Neutralidade não pode eliminar a inteligência da rede, diz o conselheiro Igor de Freitas

Escrito por: Lia Ribeiro Dias
Fonte: Tele.síntese

Para o conselheiro, o conceito de neutralidade tem que considerar a camada de inteligência da rede, vital não só para só para monetizar o negócio da rede mas também o dos aplicativos no mundo da Internet das Coisas

Durante o debate sobre a regulamentação, no 59 Painel Telebrasil, que se realiza em Brasília, o conselheiro Igor de Freitas defendeu a necessidade de a regulamentação Marco Civil da Internet abrigar o conceito amplo de neutralidade da rede, sem particularizar as exceções em que o gerenciamento da rede pode ser admitido como em casos de emergência e outros semelhantes.
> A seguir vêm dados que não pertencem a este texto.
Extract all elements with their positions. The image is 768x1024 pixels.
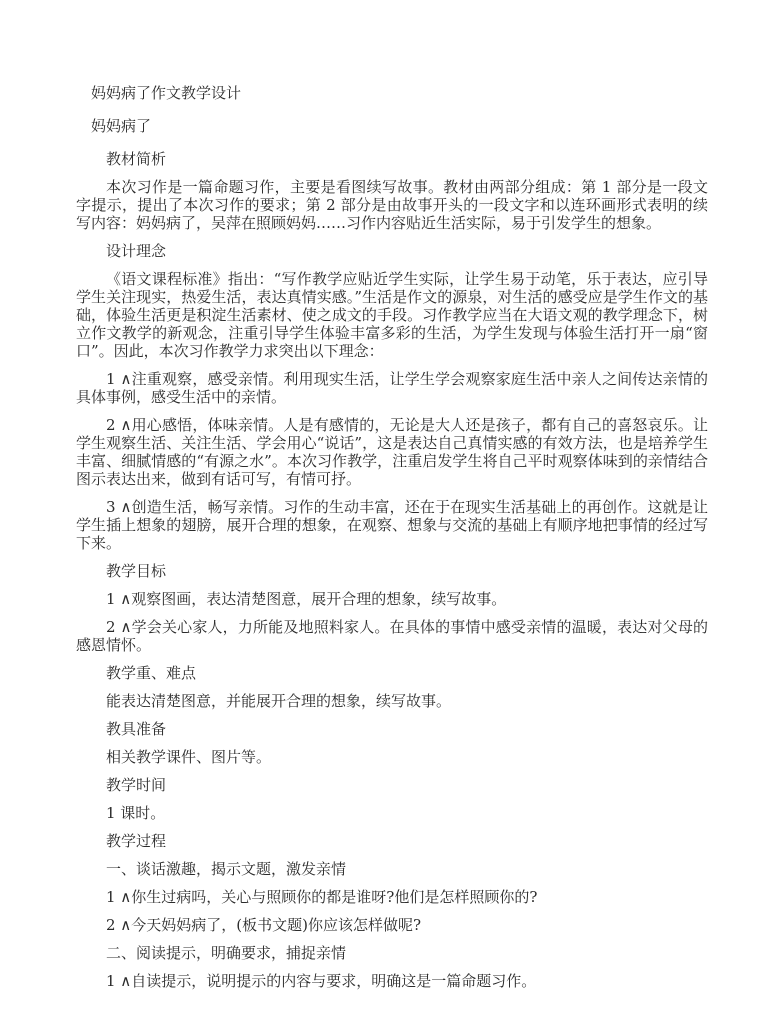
paragraph-process-step-1: 一、谈话激趣，揭示文题，激发亲情 (76, 860, 708, 878)
paragraph-teaching-aids: 相关教学课件、图片等。 (76, 748, 708, 766)
paragraph-concept-item-2: 2 ∧用心感悟，体味亲情。人是有感情的，无论是大人还是孩子，都有自己的喜怒哀乐。… (76, 416, 708, 488)
paragraph-time: 1 课时。 (76, 804, 708, 822)
paragraph-concept-item-1: 1 ∧注重观察，感受亲情。利用现实生活，让学生学会观察家庭生活中亲人之间传达亲情… (76, 370, 708, 406)
section-heading-teaching-aids: 教具准备 (76, 720, 708, 738)
section-heading-time: 教学时间 (76, 776, 708, 794)
paragraph-process-step-1-q2: 2 ∧今天妈妈病了，(板书文题)你应该怎样做呢? (76, 916, 708, 934)
paragraph-process-step-2-q1: 1 ∧自读提示，说明提示的内容与要求，明确这是一篇命题习作。 (76, 972, 708, 990)
paragraph-concept-intro: 《语文课程标准》指出：“写作教学应贴近学生实际，让学生易于动笔，乐于表达，应引导… (76, 270, 708, 360)
paragraph-process-step-1-q1: 1 ∧你生过病吗，关心与照顾你的都是谁呀?他们是怎样照顾你的? (76, 888, 708, 906)
section-heading-concept: 设计理念 (76, 242, 708, 260)
paragraph-process-step-2: 二、阅读提示，明确要求，捕捉亲情 (76, 944, 708, 962)
paragraph-goal-2: 2 ∧学会关心家人，力所能及地照料家人。在具体的事情中感受亲情的温暖，表达对父母… (76, 618, 708, 654)
doc-title: 妈妈病了作文教学设计 (76, 84, 708, 102)
section-heading-material: 教材简析 (76, 150, 708, 168)
section-heading-process: 教学过程 (76, 832, 708, 850)
doc-subtitle: 妈妈病了 (76, 117, 708, 135)
section-heading-goals: 教学目标 (76, 562, 708, 580)
paragraph-goal-1: 1 ∧观察图画，表达清楚图意，展开合理的想象，续写故事。 (76, 590, 708, 608)
paragraph-key-points: 能表达清楚图意，并能展开合理的想象，续写故事。 (76, 692, 708, 710)
paragraph-concept-item-3: 3 ∧创造生活，畅写亲情。习作的生动丰富，还在于在现实生活基础上的再创作。这就是… (76, 498, 708, 552)
document-page: 妈妈病了作文教学设计 妈妈病了 教材简析 本次习作是一篇命题习作，主要是看图续写… (0, 0, 768, 1024)
section-heading-key-points: 教学重、难点 (76, 664, 708, 682)
paragraph-material-analysis: 本次习作是一篇命题习作，主要是看图续写故事。教材由两部分组成：第 1 部分是一段… (76, 178, 708, 232)
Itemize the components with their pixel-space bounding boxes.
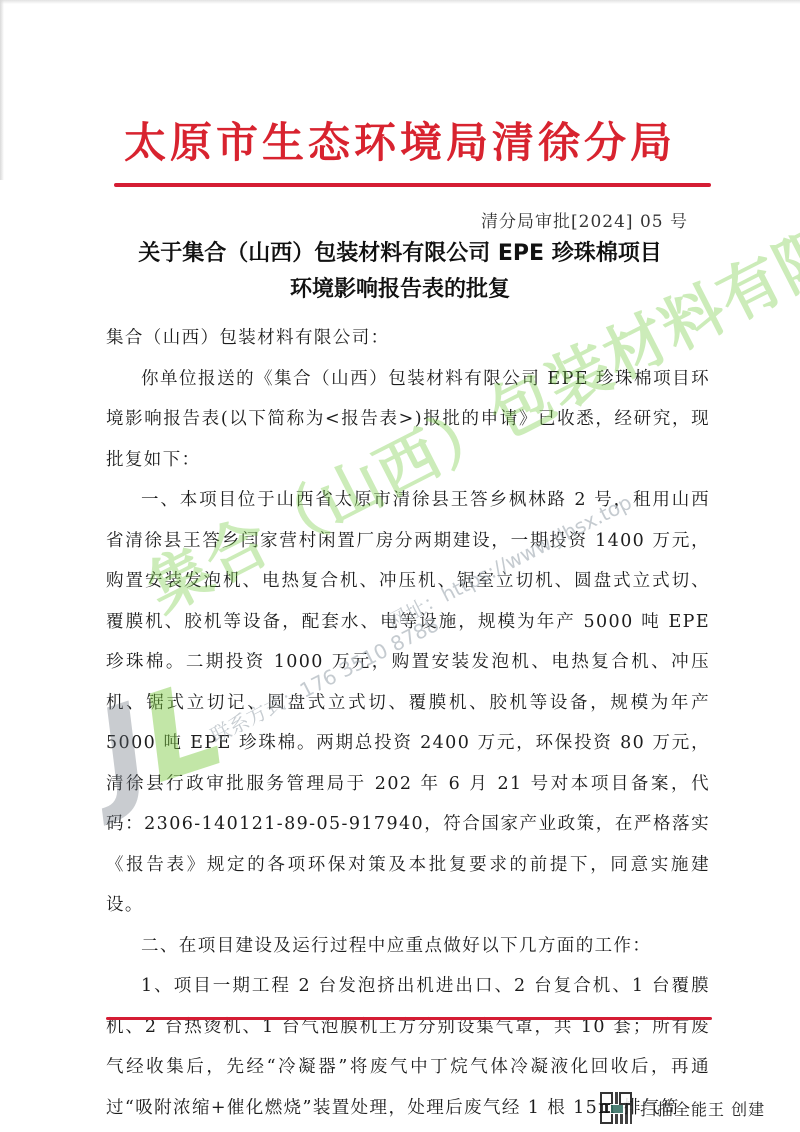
agency-letterhead: 太原市生态环境局清徐分局 xyxy=(0,116,800,170)
document-body: 集合（山西）包装材料有限公司： 你单位报送的《集合（山西）包装材料有限公司 EP… xyxy=(106,318,710,1128)
page-edge xyxy=(0,0,800,4)
scanner-app-label: 扫描全能王 创建 xyxy=(640,1097,765,1120)
document-title-line-2: 环境影响报告表的批复 xyxy=(90,272,710,308)
document-number: 清分局审批[2024] 05 号 xyxy=(481,207,688,232)
letterhead-red-rule xyxy=(114,183,711,187)
addressee: 集合（山西）包装材料有限公司： xyxy=(106,318,710,359)
qr-code-icon xyxy=(600,1092,632,1124)
paragraph-intro: 你单位报送的《集合（山西）包装材料有限公司 EPE 珍珠棉项目环境影响报告表(以… xyxy=(106,359,710,481)
paragraph-section-1: 一、本项目位于山西省太原市清徐县王答乡枫林路 2 号，租用山西省清徐县王答乡闫家… xyxy=(106,480,710,926)
document-title-line-1: 关于集合（山西）包装材料有限公司 EPE 珍珠棉项目 xyxy=(90,236,710,272)
document-title: 关于集合（山西）包装材料有限公司 EPE 珍珠棉项目 环境影响报告表的批复 xyxy=(90,236,710,308)
red-underline-annotation xyxy=(106,1017,712,1020)
scanner-badge: 扫描全能王 创建 xyxy=(600,1092,765,1124)
paragraph-section-2: 二、在项目建设及运行过程中应重点做好以下几方面的工作： xyxy=(106,926,710,967)
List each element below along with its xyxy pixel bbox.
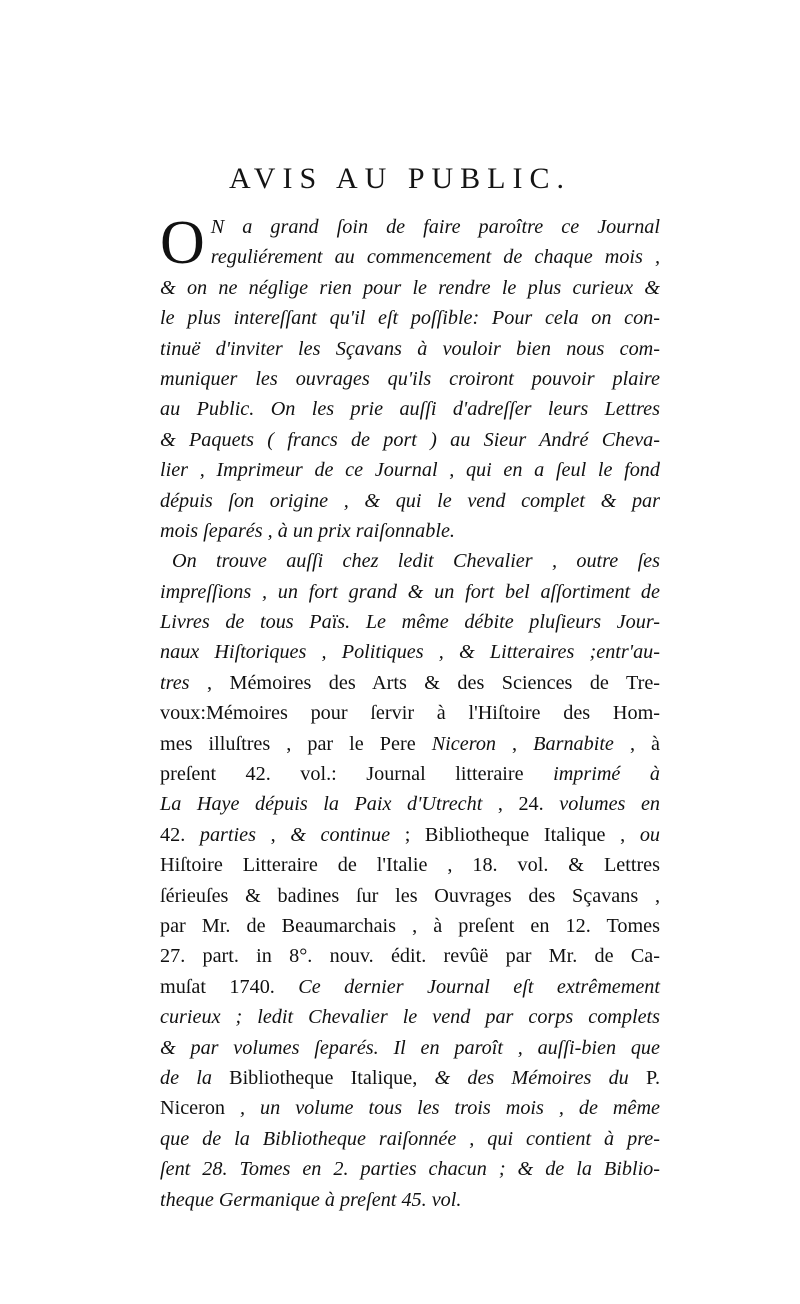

Isso porque, entende, com o avanço da tecnologia de gerenciamento de um lado, e dos próprios aplicativos da internet, de outro, o gerenciamento vai ser necessário para dar eficiência aos próprios aplicativos. “A Internet das Coisas já está se transformando em uma realidade e o gerenciamento de milhões de objetos conectados vai demandar os recursos de inteligência da rede. Querer manter a rede como um tubo é impedir a própria inovação na internet”, comentou o conselheiro, lembrando que a equipe da Anatel ainda está trabalhando nas contribuições da consulta pública sobre neutralidade cujo resultado será encaminhado ao Ministério da Justiça como contribuição à regulamentação do Marco Civil da Internet.
 
A preocupação com uma regulamentação restritiva da neutralidade também foi levantada por Rodrigo Abreu, presidente da TIM, para quem o mundo das OTTs e o mundo da infra estrutura se aproximam cada vez mais. “As reclamações de um usuário do YouTube, por exemplo, vão parar no call center da nossa operadora. Essa é a realidade do mercado”, observou ele, ao falar sobre o momento atual, defendendo que os marcos regulatórios se aproximem, com uma maior desregulamentação da infraestrutura. “As operadoras serão cada vez mais empresas digitais”, observou.
 
Regulamentação conceitual
 
Virgilio Almeida, secretário de Política de Informática do Ministério da Ciência, Tecnologia e Inovação e integrante do Comitê Gestor da Internet, garantiu que a regulamentação do Marco Civil da Internet será uma regulamentação genérica, mas reconheceu que determinados tipos de gerenciamento não serão permitidos. Ele informou que o Ministério da Justiça já tem pronta uma minuta de decreto de regulamentação que será submetida à consulta pública — não se sabe se após incorporar as contribuições a serem encaminhadas pelo Comitê Gestor de Internet e Anatel, que também fizeram consulta pública, ou se os texto serão analisados paralelamente.